CSV is human-readable and easy to edit manually
CSV provides a simple scheme
CSV can be processed by almost all existing applications
CSV is easy to implement and parse
No support for column types
No difference between text and numeric columns
Poor support for special characters
The data must be flat
It is not efficient and cannot handle nested data
I have loaded the file to dbfs of Databricks(file location will be the file path),and read it in CSV format(file type)
This file didn’t have a header that why the first data entry is considered as a heading, the first line will be considered as the header of the files. Files may use separators other than commas, such as tabs or spaces.
JSON
JSON (JavaScript object notation) data are presented as key-value pairs in a partially structured format.If possible convert to more efficient format before processing large amounts of data. Great for small data sets
Human-readable but it can be difficult to read if there are lots of nested fields.
It can store data in a hierarchical format
The data contained in JSON documents can ultimately be stored in more performance-optimized formats such as Parquet or Avro, they serve as raw data,
JSON is not very splittable
JSON lacks indexing
It is less compact as compared to over binary formats
JSON consumes more memory due to repeatable column names;
Poor support for special characters
Above displayed the schema of the JSON file we loaded.
Parquet
It is a Columnar Format.
Not human readable
The scheme travels with the data
Parquet just files, which means it's easy to work, move, backup and replicate them;
Parquet provides very good compression up to 75% when using even compression formats like snappy
Parquet files are immutable and scheme evolution. Of course, Spark knows how to combine the schema if you change it over time (you must specify a special option while reading), but you can only change something in an existing file by overwriting it.
Parquet is used after preprocessing for further analytics because usually all fields are no longer required there
Avro
Avro is a row-based storage format, which is widely used for serialization
Its data is not human-readable;
It Row-based storage
It is a compressed format
Mainly used for the writing operation
Avro format is preferred for loading data lake landing, because downstream systems can easily retrieve table schemas from files, and any source schema changes can be easily handled.
Due to its efficient serialization and deserialization property, it offers good performance.
The schema is stored in JSON format, while the data is stored in binary format which minimizes file size and maximizes efficiency
This allows old software to read new data, and new software to read old data
The schema used to read Avro files does not necessarily have to be the same as the one used to write the files. This allows new fields to be added independently of each other
Avro is usually used to store the raw data because all fields are usually required during ingestion
Orc(Optimized Row Columnar (ORC))
Similar to Parquet, it offers better compression. It also provides better schema evolution support as well, but it is less popular. The Optimized Row Columnar (ORC) file format provides a highly efficient way to store data. This format was designed to overcome the limitations of other file formats ORC stores collections of rows in one file and within the collection, the row data is stored in a columnar format.

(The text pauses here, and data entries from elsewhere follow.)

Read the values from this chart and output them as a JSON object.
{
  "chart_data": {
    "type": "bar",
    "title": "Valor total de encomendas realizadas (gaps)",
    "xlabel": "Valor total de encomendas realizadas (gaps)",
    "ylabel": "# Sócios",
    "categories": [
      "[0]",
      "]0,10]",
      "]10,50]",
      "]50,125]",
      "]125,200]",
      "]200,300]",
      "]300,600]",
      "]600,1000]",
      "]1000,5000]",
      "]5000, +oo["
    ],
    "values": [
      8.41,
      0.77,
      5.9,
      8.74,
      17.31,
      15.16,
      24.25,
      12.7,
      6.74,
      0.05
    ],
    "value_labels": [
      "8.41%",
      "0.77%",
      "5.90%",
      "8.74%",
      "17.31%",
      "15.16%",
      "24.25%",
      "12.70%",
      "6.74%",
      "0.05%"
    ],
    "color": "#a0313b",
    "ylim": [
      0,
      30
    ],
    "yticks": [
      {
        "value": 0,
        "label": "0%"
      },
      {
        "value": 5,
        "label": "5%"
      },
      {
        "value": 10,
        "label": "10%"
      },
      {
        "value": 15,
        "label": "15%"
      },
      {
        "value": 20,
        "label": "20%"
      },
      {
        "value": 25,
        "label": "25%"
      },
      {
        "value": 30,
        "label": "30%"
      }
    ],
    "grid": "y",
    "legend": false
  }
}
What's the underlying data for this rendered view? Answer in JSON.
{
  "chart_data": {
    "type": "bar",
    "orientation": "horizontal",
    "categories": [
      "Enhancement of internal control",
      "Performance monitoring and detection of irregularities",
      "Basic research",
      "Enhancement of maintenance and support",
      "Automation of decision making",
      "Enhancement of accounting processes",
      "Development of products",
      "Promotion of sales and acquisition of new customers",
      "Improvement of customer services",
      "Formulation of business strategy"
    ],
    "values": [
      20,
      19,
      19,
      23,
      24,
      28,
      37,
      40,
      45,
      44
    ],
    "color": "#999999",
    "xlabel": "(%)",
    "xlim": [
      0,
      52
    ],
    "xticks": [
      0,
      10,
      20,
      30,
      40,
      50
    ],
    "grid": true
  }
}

It is in compressed file format
Not human readable format
It is Column based storage
It uses the writing operation
It has better schema evolution support
It have good splittability support(the file can divide into several pieces)
Conclusion
CSV should typically be the fastest to write,
JSON the easiest to understand for humans,
Parquet the fastest to read a subset of columns
Avro is the fastest to read all columns at once.
Parquet and Avro are definitely more optimized for the needs of Big Data splittability, compression support, and excellent support for complex data structures, but readability and writing speed are quite poor.